Water Storage & Supply
On average, California receives about 200 million acre-feet of water per year in the form of rain and snow. However, we rarely experience an average year. California has the most variable weather conditions in the nation, often fluctuating between extreme drought and extreme flood. Climate change may intensify that variability.
The Department of Water Resources built the State Water Project (SWP) to increase statewide water supply reliability. Constructed in the 1960s and 1970s, the SWP is a network of dams, canals, and pumping plants that store and deliver water to people, farms, and industry.
We operate and maintain this complex water storage and supply system, transporting water more than 700 miles from California’s northern Sierra Nevada mountains south to Los Angeles and beyond.
The State Water Project delivers water to 29 water contractors in the state. These water contractors, in turn, sell water to their customers. The SWP supplies water to almost 27 million Californians and about a million acres of farmland.
Key features of this engineered water supply system include:
Dams – Dam construction is the centerpiece of a water supply system that defies the seasonal and annual variability of our climate. By engineering structures that strategically dam the flow of our rivers, we create reservoirs of water that can be tapped throughout the dry summer months and during drought. Because of the important function that dams serve in our modern water supply system, they are thoroughly monitored and carefully maintained. DWR manages 21 dams across the state. DWR’s Division of Safety of Dams monitors the safety of 1,250 dams across the state and is recognized as a national leader in dam safety.
California Aqueduct – We operate and maintain the California Aqueduct, which snakes through the Central Valley from the Sacramento-San Joaquin Delta down to Los Angeles and Riverside counties. The aqueduct relies on gravity to move water, and is periodically elevated by pumping plants. We operate 24 pumping plants, including the Edmonston Pumping Plant, which pumps water 1,926 feet over the Tehachapi Mountains.
The Sacramento-San Joaquin Delta – Water from Lake Oroville flows down the Feather and Sacramento rivers to the Sacramento-San Joaquin Delta, the hub of the state’s water delivery system. At the southern end of the Delta, giant pumps of the SWP and federal Central Valley Project feed aqueducts carrying water to the rest of the state. With our partners, we monitor the health of the complex Delta ecosystem to manage water resources adaptively.
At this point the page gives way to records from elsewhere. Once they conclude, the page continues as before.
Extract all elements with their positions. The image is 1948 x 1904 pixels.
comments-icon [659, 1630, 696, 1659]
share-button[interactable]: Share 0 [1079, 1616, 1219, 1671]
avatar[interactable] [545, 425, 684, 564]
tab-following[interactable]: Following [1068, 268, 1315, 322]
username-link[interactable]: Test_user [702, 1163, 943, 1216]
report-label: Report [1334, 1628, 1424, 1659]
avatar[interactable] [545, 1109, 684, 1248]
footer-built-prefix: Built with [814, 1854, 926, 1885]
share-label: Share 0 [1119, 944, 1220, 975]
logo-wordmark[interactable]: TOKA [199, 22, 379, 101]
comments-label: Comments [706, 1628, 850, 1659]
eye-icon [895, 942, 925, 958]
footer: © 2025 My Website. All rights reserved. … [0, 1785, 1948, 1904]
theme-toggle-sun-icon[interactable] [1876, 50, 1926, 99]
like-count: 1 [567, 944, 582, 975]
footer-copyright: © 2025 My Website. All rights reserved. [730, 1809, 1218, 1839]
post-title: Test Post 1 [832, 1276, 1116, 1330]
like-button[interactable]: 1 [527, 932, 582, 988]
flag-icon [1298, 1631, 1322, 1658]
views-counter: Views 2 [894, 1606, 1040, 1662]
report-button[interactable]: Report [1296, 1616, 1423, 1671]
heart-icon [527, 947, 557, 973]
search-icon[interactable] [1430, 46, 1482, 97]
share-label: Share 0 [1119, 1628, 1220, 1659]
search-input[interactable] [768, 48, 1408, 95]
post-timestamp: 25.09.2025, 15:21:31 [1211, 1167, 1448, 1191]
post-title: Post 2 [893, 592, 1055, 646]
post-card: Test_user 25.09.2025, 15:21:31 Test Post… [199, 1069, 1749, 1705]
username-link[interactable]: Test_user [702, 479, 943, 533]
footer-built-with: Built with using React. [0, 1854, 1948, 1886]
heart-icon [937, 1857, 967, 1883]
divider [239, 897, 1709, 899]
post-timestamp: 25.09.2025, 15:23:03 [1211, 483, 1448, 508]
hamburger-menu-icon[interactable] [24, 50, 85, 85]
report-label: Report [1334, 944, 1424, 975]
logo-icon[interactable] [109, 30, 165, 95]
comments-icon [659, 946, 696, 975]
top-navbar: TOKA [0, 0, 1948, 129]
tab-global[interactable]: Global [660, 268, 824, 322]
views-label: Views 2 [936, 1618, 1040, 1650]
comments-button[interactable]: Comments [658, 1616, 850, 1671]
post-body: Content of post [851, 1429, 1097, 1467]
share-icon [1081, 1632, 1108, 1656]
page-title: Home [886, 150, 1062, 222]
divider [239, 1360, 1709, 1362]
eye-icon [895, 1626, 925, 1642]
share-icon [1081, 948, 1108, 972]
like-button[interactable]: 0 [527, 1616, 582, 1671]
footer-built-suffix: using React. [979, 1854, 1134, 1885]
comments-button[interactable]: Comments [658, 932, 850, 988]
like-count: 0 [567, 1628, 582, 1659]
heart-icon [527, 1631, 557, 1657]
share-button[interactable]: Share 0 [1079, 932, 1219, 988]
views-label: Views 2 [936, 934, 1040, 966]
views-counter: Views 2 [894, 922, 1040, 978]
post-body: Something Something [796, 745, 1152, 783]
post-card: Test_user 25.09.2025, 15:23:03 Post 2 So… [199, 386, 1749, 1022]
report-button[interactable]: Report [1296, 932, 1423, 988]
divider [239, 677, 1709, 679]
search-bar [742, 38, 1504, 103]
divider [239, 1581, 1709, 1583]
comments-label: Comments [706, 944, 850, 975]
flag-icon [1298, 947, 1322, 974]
DWR manages above-ground reservoirs and surface water. We also provide technical assistance for the management of underground reservoirs, also known as groundwater aquifers, through the execution of the 2014 Sustainable Groundwater Management Act.
Above ground storage – We manage 17 reservoirs:
- Antelope Lake
- San Luis Reservoir (shared with federal, Central Valley Project)
- Bethany Reservoir
- Castaic Lake
- Silverwood Lake
- Lake del Valle
- Elderberry Forebay
- Frenchman Lake
- Lake Davis
- O’Neill Forebay (shared with Central Valley Project)
- Lake Oroville
- Lake Perris
- Pyramid Lake
- Quail Lake
- Tehachapi Afterbay
- Thermalito Afterbay
- Thermalito Forebay
Lake Oroville, built in 1968, is the largest reservoir in the State Water Project. It receives water from the Feather River Watershed, which is released as needed to feed the Sacramento River and meet municipal, agricultural, and environmental needs downstream. Our reservoirs serve multiple benefits: flood protection, recreation, and habitat for fish and wildlife.
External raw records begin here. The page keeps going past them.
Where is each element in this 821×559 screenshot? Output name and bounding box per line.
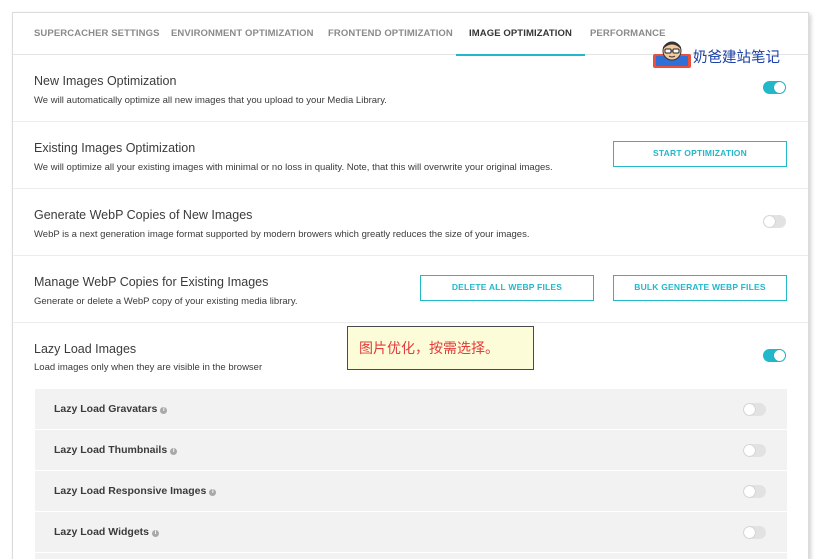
row-title: Generate WebP Copies of New Images <box>34 208 253 222</box>
row-description: We will automatically optimize all new i… <box>34 95 387 106</box>
row-title: New Images Optimization <box>34 74 177 88</box>
watermark-text: 奶爸建站笔记 <box>693 50 780 66</box>
lazy-load-gravatars-toggle[interactable] <box>743 403 766 416</box>
row-description: WebP is a next generation image format s… <box>34 229 530 240</box>
tab-environment-optimization[interactable]: ENVIRONMENT OPTIMIZATION <box>171 13 314 55</box>
start-optimization-button[interactable]: START OPTIMIZATION <box>613 141 787 167</box>
settings-panel: SUPERCACHER SETTINGS ENVIRONMENT OPTIMIZ… <box>12 12 809 559</box>
option-label: Lazy Load Gravatars i <box>54 403 168 415</box>
row-title: Existing Images Optimization <box>34 141 196 155</box>
generate-webp-toggle[interactable] <box>763 215 786 228</box>
row-title: Manage WebP Copies for Existing Images <box>34 275 269 289</box>
generate-webp-row: Generate WebP Copies of New Images WebP … <box>13 189 808 256</box>
avatar-logo-icon <box>653 41 691 68</box>
existing-images-optimization-row: Existing Images Optimization We will opt… <box>13 122 808 189</box>
watermark: 奶爸建站笔记 <box>652 40 780 70</box>
row-description: Load images only when they are visible i… <box>34 362 263 373</box>
lazy-load-responsive-images-toggle[interactable] <box>743 485 766 498</box>
delete-all-webp-button[interactable]: DELETE ALL WEBP FILES <box>420 275 594 301</box>
lazy-load-images-toggle[interactable] <box>763 349 786 362</box>
lazy-load-widgets-row: Lazy Load Widgets i <box>35 512 787 553</box>
info-icon[interactable]: i <box>160 407 168 414</box>
toggle-knob <box>744 445 755 456</box>
option-label: Lazy Load Responsive Images i <box>54 485 217 497</box>
toggle-knob <box>744 404 755 415</box>
info-icon[interactable]: i <box>209 489 217 496</box>
toggle-knob <box>774 82 785 93</box>
manage-webp-row: Manage WebP Copies for Existing Images G… <box>13 256 808 323</box>
toggle-knob <box>744 486 755 497</box>
row-title: Lazy Load Images <box>34 342 137 356</box>
toggle-knob <box>744 527 755 538</box>
row-description: We will optimize all your existing image… <box>34 162 553 173</box>
toggle-knob <box>774 350 785 361</box>
lazy-load-thumbnails-toggle[interactable] <box>743 444 766 457</box>
new-images-optimization-toggle[interactable] <box>763 81 786 94</box>
tab-image-optimization[interactable]: IMAGE OPTIMIZATION <box>456 13 585 56</box>
bulk-generate-webp-button[interactable]: BULK GENERATE WEBP FILES <box>613 275 787 301</box>
info-icon[interactable]: i <box>170 448 178 455</box>
lazy-load-options: Lazy Load Gravatars i Lazy Load Thumbnail… <box>35 389 787 559</box>
lazy-load-gravatars-row: Lazy Load Gravatars i <box>35 389 787 430</box>
option-label: Lazy Load Widgets i <box>54 526 159 538</box>
tab-frontend-optimization[interactable]: FRONTEND OPTIMIZATION <box>328 13 453 55</box>
annotation-callout: 图片优化，按需选择。 <box>347 326 534 370</box>
lazy-load-thumbnails-row: Lazy Load Thumbnails i <box>35 430 787 471</box>
option-label: Lazy Load Thumbnails i <box>54 444 178 456</box>
tab-supercacher-settings[interactable]: SUPERCACHER SETTINGS <box>34 13 160 55</box>
lazy-load-responsive-images-row: Lazy Load Responsive Images i <box>35 471 787 512</box>
info-icon[interactable]: i <box>152 530 159 537</box>
lazy-load-widgets-toggle[interactable] <box>743 526 766 539</box>
row-description: Generate or delete a WebP copy of your e… <box>34 296 298 307</box>
toggle-knob <box>764 216 775 227</box>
Underground storage – Underground reservoirs, or groundwater aquifers, are critical to the management of California’s precious water resources, especially during drought.
Unlike surface water, underground reservoirs have not historically been regulated. In 2014, Governor Edmund G. Brown Jr. signed into law the Sustainable Groundwater Management Act to bring depleted aquifers into balanced levels of pumping and recharge. DWR was tasked with providing assistance to local communities to achieve that goal.
Groundwater recharge is a means of replenishing underground reservoirs either directly through injection, or by allowing water to percolate into the ground, spreading basins, or some stormwater capture.
Surface storage can be operated with groundwater storage to increase opportunities for groundwater recharge during high flow periods.
With a resource as precious as water, disputes over how it should be controlled, managed and distributed will always remain. The state’s increasing population creates more pressure for improving the water supply and storage infrastructure. Some propose conventional dams, some off-stream reservoirs to protect fish and wildlife, and others lobby for increased emphasis on water conservation, recycling, desalination and storm water capture. Water marketing and water transfers to move water to areas of demand are receiving attention.